Je suis né à l’histoire un peu après que les mémoires gaullistes et communistes se soient affaiblies, je suis né à l’histoire à l’époque où Jacques Chirac le premier prononça ces mots au sujet du peuple juif assassiné : « Nous conservons à leur égard une dette imprescriptible. (…) Transmettre la mémoire du peuple juif, des souffrances et des camps. Témoigner encore et encore. Reconnaître les fautes du passé, et les fautes commises par l’état. Ne rien occulter des heures sombres de notre histoire, c’est tout simplement défendre une idée de l’Homme, de sa liberté et de sa dignité ».

Les personnes qui me parlaient ce 29 novembre regrettaient sans doute le temps où le « Parti des fusillés » comme ils aimaient à le nommer portait à lui seul le martyr de la déportation, mythe de la résistance, ici et en Union soviétique.

Des juifs il n’était pas question.

Dans Nuit et Brouillard en 1956 le juif est tout juste mentionné dans la longue liste des victimes des camps, dans le manuel scolaire de 1964 – Le procès Eichmann date de 1961 – il n’en est pas fait mention, pas davantage des responsabilités françaises dans leur assassinat.

La somme de Raul Hilberg La destruction des juifs d’Europe parue en 1961 ne sera traduite en français qu’en 1985, il aura fallu les années soixante-dix, le travail de Béate et Serge Klarsfeld, la montée des négationnismes, la diffusion à la télévision française de la série Holocauste en 1979 et enfin le film de Claude Lanzmann en 1985 pour que la dimension raciale essentielle du régime nazi soit portée au regard de tous, et que la tragédie de millions de juifs soit enfin connue ou plutôt reconnue.

A Auschwitz, il ne saurait y avoir de concurrence des souffrances, il y a des chiffres ceux de Piper en 1998 s’établissent ainsi, 1,3 millions de déportés à Auschwitz, 1,1 million y sont morts dont 960 000 juifs, 70 000 polonais non juifs, 21 000 tziganes, 15 000 prisonniers soviétiques, 10 000 à 15 000 autres détenus dont des français déportés au titre de la résistance. Les homosexuels, les témoins de Jéhovah qui furent emprisonnés à Auschwitz venaient quant à eux de territoires allemands, et le furent en très petits nombre.

Alors me direz-vous, une fois qu’on a rétabli les faits, une fois qu’on a remisé le : « j’ai souffert autant que... » des victimes, qu’en est-il des ces deux convois communistes pour Auschwitz du 6 juillet 1942 et 24 janvier 1943 appelés convoi des 45 000 et convoi des 31 000 (nombre qui désignent la série de matricules donnés aux prisonniers). Convois, dont j’ignorais l’existence, je l’admets, jusqu’à ce 29 novembre.

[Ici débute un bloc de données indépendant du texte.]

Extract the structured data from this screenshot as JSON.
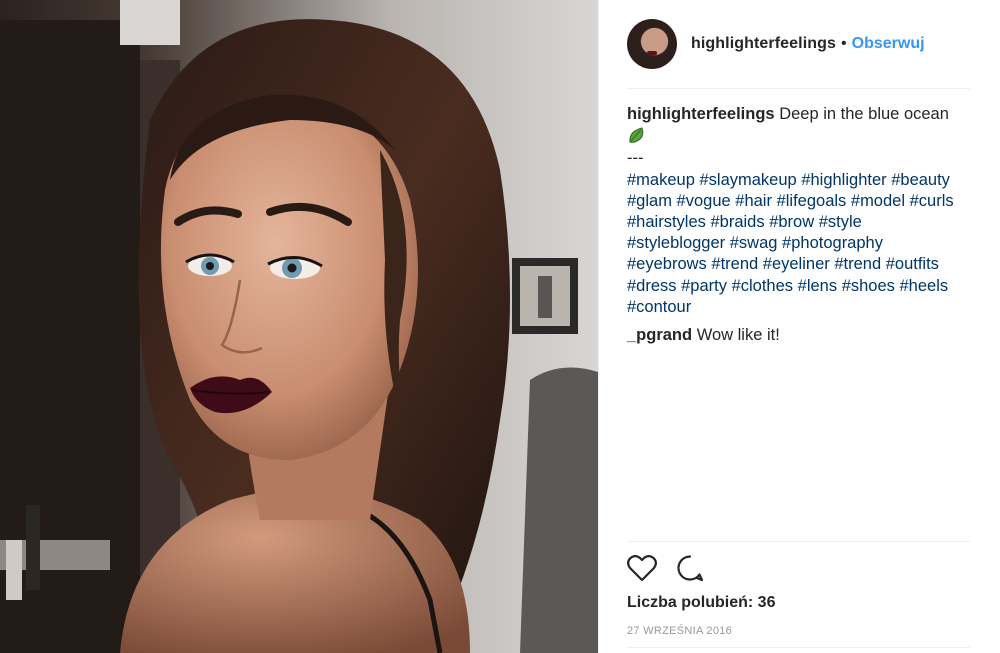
{
  "post": {
    "username": "highlighterfeelings",
    "separator": "•",
    "follow_label": "Obserwuj",
    "caption": {
      "username": "highlighterfeelings",
      "text": "Deep in the blue ocean",
      "emoji_icon": "leaf-icon",
      "dash": "---",
      "hashtags": [
        "#makeup",
        "#slaymakeup",
        "#highlighter",
        "#beauty",
        "#glam",
        "#vogue",
        "#hair",
        "#lifegoals",
        "#model",
        "#curls",
        "#hairstyles",
        "#braids",
        "#brow",
        "#style",
        "#styleblogger",
        "#swag",
        "#photography",
        "#eyebrows",
        "#trend",
        "#eyeliner",
        "#trend",
        "#outfits",
        "#dress",
        "#party",
        "#clothes",
        "#lens",
        "#shoes",
        "#heels",
        "#contour"
      ]
    },
    "reply": {
      "username": "_pgrand",
      "text": "Wow like it!"
    },
    "likes_label": "Liczba polubień: 36",
    "date": "27 września 2016"
  },
  "icons": {
    "like": "heart-icon",
    "comment": "comment-icon"
  },
  "colors": {
    "link": "#3897f0",
    "hashtag": "#003569",
    "text": "#262626",
    "muted": "#999999"
  }
}
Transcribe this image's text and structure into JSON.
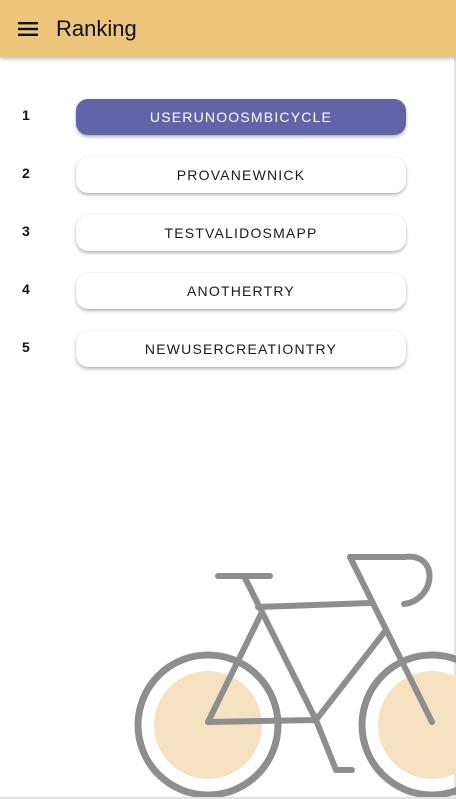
{
  "header": {
    "title": "Ranking",
    "menu_icon": "hamburger-menu-icon"
  },
  "ranking": [
    {
      "rank": "1",
      "username": "USERUNOOSMBICYCLE",
      "selected": true
    },
    {
      "rank": "2",
      "username": "PROVANEWNICK",
      "selected": false
    },
    {
      "rank": "3",
      "username": "TESTVALIDOSMAPP",
      "selected": false
    },
    {
      "rank": "4",
      "username": "ANOTHERTRY",
      "selected": false
    },
    {
      "rank": "5",
      "username": "NEWUSERCREATIONTRY",
      "selected": false
    }
  ],
  "illustration": {
    "icon": "bicycle-illustration",
    "frame_color": "#8e8e8e",
    "wheel_fill_color": "#f6e2c0"
  },
  "colors": {
    "app_bar": "#ecc47b",
    "selected_button": "#6264aa",
    "button": "#ffffff"
  }
}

Il faut se référer aux travaux de Claudine Cardon-Hamet [1] pour en apprendre plus. Et l’on apprend que dans le cadre de la « politique des otages » pratiquée par les nazis suite aux actes de résistances qui se multiplient en fin 1941 et début 1942, en gros depuis l’invasion de l’Union Soviétique par la Wehrmacht, Hitler veut des représailles et cible particulièrement ce qu’il nomme le « judéo-bolchevisme » considéré comme responsable des attentats contre ses troupes. Les exécutions massives se multiplient sur le territoire français, à Bordeaux, à Nantes, à Chateaubriand. A partir du 9 avril 1942, Hitler ordonne pour chaque nouvel attentat la déportation vers l’est de 500 otages communistes, juifs ou asociaux.

Les otages à déporter devaient avoir entre 18 et 55 ans et être aptes au travail, la plupart avait été arrêtée par la police française dans son zèle à soutenir la politique de l’occupant. En juillet arrivent à Birkenau 1170 hommes, en très grande majorité communistes, quelques juifs aussi, plus de 80 % meurent dans les six mois qui suivent leur internement, de mauvais traitements, d’épuisement, de sous alimentation, d’épidémies. Plusieurs centaines considérés inaptes sont gazées.

En janvier 1943, 230 résistantes, dont la moitié est communiste, les rejoignent.

A la fin des hostilités sur 1400 déportés seuls 168 survivent.